There are many symptoms of an allergic reaction, which can vary greatly depending upon the person and the particular allergen. Common symptoms include respiratory problems such as sneezing, runny nose, or wheezing, as well as itchy, watery, or puffy eyes. These types of symptoms are especially common in hay fever. Some allergies may cause skin symptoms, such as itching, redness, rash, or lumps on the skin. Some allergies can even cause intestinal difficulties like abdominal cramps.
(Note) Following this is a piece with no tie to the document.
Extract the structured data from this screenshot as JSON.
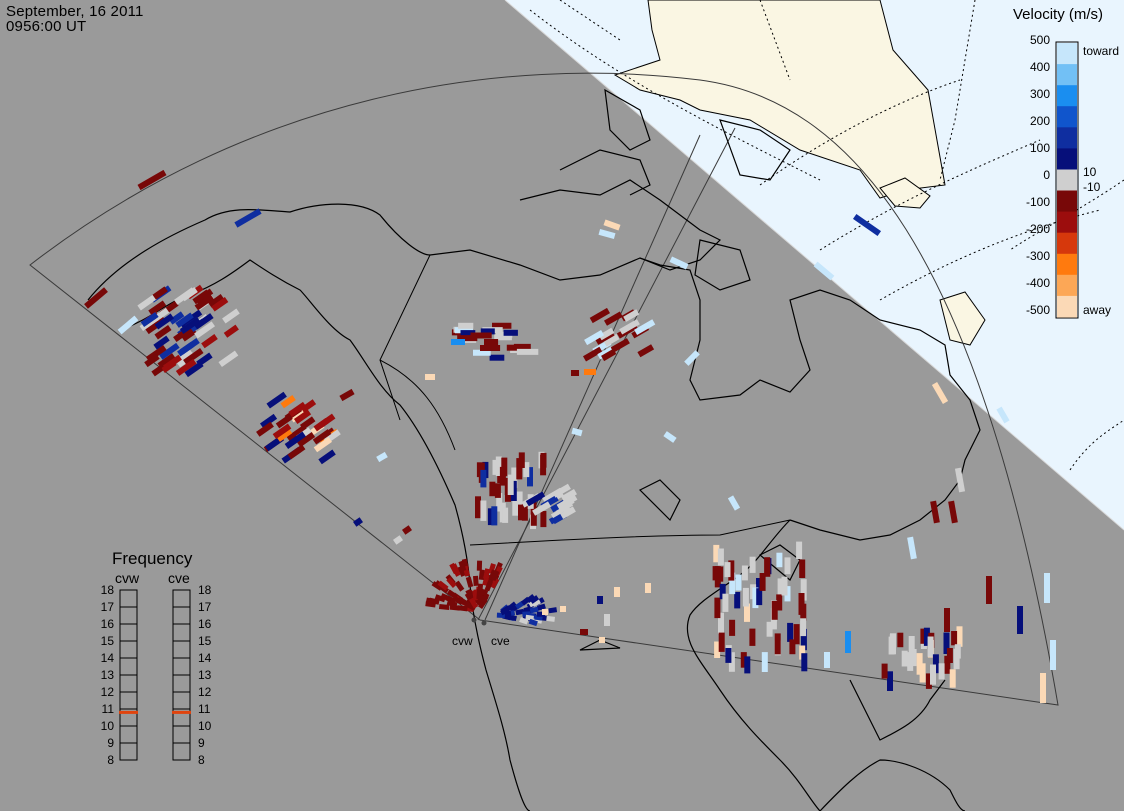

Allergens affect different people in different ways. While some people may be able to cuddle a kitten or walk through a field of fresh-cut grass without difficulty, others may not. Each person has an allergic threshold that allows him or her to tolerate small units of an allergen without manifesting symptoms. However, they can quickly become overloaded by greater exposure, or exposure to a combination of allergens. A person may "grow out of" an allergy or develop a new allergy later in life. It is also believed that emotional factors may trigger allergies.
Some people may develop potentially dangerous, and even fatal, allergies. Insect stings, some food allergens, and certain drugs such as penicillin can cause a condition called anaphylactic shock. If not treated immediately, these people run the risk of unconsciousness, coma, and death. Fortunately, this type of severe allergic reaction is rare.